- 3 cups chicken stock
- 1 tablespoon butter
- 1/4 teaspoon saffron threads, 2 pinches
- 1 1 /2 cups white rice
- 3 tablespoons evoo, extra-virgin olive oil, 3 turns of the pan
- 6 medium pieces chicken breast, 6 ounces, each breast cut in half across the breast
- Salt and pepper
- 4 cloves garlic, cracked away from skin and crushed
- 1 medium onion, quartered, then thinly sliced
- 1 bay leaf, fresh or dried
- 2 jarred pimentos, drained, halved and sliced
- 1/4 cup, 2 handfuls, golden raisins
- 1 small tub, 1 cup, Spanish jumbo green pitted olives, coarsely chopped
- 1 cup dry white wine
- 1 cup chicken stock
- 2 tablespoons butter, chopped into pieces
- 1/3 cup, a couple of handfuls, flat leaf parsley, chopped
- 1/2 cup sliced almonds, a few handfuls, toasted
In a medium sauce pan bring stock and butter to a boil. Add saffron and rice. Cover pot, reduce heat to low and simmer 18 to 20 minutes. Fluff with fork.
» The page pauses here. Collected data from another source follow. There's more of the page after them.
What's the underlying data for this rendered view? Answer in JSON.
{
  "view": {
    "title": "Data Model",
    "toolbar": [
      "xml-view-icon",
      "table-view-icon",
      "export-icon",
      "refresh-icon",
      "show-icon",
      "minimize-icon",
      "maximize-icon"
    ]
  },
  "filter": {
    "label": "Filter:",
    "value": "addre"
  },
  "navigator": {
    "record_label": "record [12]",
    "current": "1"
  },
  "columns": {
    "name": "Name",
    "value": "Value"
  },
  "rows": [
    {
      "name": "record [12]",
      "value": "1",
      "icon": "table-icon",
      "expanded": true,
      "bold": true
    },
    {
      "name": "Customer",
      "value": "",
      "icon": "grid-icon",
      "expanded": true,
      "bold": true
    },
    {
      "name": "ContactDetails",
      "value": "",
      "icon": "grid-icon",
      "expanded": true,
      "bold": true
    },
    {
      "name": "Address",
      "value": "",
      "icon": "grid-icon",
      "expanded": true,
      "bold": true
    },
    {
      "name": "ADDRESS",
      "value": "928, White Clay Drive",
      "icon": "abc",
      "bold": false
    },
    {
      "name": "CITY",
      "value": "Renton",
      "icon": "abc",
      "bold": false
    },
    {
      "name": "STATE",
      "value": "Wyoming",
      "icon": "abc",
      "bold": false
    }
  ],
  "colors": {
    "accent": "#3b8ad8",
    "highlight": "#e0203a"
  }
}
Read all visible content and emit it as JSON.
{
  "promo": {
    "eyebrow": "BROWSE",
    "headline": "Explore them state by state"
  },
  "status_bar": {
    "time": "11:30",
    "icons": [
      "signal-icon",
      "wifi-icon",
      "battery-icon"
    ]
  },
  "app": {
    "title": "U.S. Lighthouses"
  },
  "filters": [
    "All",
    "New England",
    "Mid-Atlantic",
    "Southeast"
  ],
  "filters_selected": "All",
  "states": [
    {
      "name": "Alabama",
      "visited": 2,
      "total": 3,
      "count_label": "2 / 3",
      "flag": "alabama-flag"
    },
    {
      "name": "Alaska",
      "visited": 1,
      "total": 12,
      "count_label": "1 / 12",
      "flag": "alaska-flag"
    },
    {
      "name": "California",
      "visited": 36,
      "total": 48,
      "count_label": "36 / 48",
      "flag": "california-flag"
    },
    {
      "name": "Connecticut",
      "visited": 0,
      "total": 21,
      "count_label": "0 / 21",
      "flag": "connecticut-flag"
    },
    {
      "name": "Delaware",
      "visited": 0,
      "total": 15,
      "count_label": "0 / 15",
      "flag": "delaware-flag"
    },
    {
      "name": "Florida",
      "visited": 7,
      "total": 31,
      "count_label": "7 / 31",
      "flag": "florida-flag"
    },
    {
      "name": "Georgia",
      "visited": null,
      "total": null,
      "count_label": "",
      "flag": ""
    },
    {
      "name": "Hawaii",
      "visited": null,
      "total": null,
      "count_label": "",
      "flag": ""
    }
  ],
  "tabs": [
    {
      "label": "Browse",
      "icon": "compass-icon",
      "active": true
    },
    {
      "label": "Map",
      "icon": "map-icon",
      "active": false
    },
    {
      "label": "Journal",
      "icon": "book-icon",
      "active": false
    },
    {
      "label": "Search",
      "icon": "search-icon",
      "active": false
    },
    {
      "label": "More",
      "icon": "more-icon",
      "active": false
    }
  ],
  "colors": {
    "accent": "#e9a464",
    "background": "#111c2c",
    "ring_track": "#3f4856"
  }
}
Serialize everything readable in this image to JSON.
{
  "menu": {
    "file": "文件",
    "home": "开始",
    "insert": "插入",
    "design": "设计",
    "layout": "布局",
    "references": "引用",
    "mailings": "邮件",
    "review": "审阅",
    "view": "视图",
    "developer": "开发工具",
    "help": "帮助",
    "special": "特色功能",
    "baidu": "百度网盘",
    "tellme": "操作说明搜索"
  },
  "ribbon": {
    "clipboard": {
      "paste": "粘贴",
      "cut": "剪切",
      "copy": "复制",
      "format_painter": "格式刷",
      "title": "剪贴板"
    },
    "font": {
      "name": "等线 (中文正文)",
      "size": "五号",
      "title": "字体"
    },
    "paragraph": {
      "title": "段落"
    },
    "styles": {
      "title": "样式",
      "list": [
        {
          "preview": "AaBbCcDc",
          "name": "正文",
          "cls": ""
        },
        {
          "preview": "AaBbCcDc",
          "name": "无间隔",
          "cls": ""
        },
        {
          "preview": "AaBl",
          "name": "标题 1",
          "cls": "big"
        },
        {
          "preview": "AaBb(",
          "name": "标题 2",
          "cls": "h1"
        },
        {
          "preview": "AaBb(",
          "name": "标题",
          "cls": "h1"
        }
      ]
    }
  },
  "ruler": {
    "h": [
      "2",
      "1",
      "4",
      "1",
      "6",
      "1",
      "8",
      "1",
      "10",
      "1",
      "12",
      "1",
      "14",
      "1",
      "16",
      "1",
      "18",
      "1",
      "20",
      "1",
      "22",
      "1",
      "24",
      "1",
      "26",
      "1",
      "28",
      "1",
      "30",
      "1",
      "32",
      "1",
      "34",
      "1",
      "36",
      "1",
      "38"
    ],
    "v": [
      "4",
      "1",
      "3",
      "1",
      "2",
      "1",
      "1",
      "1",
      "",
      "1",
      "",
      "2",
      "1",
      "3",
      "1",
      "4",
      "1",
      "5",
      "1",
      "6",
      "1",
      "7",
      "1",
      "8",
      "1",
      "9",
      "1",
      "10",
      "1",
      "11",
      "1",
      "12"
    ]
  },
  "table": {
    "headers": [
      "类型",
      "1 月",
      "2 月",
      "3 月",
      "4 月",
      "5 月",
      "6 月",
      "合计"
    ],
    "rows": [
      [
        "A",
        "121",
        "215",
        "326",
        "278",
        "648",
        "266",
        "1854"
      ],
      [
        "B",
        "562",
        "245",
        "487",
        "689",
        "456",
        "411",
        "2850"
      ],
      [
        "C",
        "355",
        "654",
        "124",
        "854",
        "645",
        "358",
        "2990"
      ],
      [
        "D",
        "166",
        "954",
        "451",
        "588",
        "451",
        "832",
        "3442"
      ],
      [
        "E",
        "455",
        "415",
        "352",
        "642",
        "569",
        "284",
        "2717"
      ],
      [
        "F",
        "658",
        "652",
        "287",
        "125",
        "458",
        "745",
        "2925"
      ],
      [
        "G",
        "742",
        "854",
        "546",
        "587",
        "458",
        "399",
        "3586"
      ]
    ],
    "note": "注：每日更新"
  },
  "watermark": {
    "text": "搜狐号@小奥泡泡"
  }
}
In a large skillet over medium high heat, brown chicken seasoned with salt and pepper in 2 tablespoons oil, 2 turns of the pan, about 2 - 3 minutes on each side. Remove chicken and add another tablespoon evoo, a turn of the pan. Add garlic and onions and sauté 2 minutes to begin to soften them. Stir in bay, pimento, olives, raisins. Add wine and cook 1 minute, picking up any pan drippings. Add stock and bring liquid up to a bubble. Whisk in butter until melted. Return chicken to the pan and reduce heat to simmer. Cook 15 minutes.
Serve chicken over saffron rice and garnish with lots of chopped parsley and a generous topping of toasted almonds.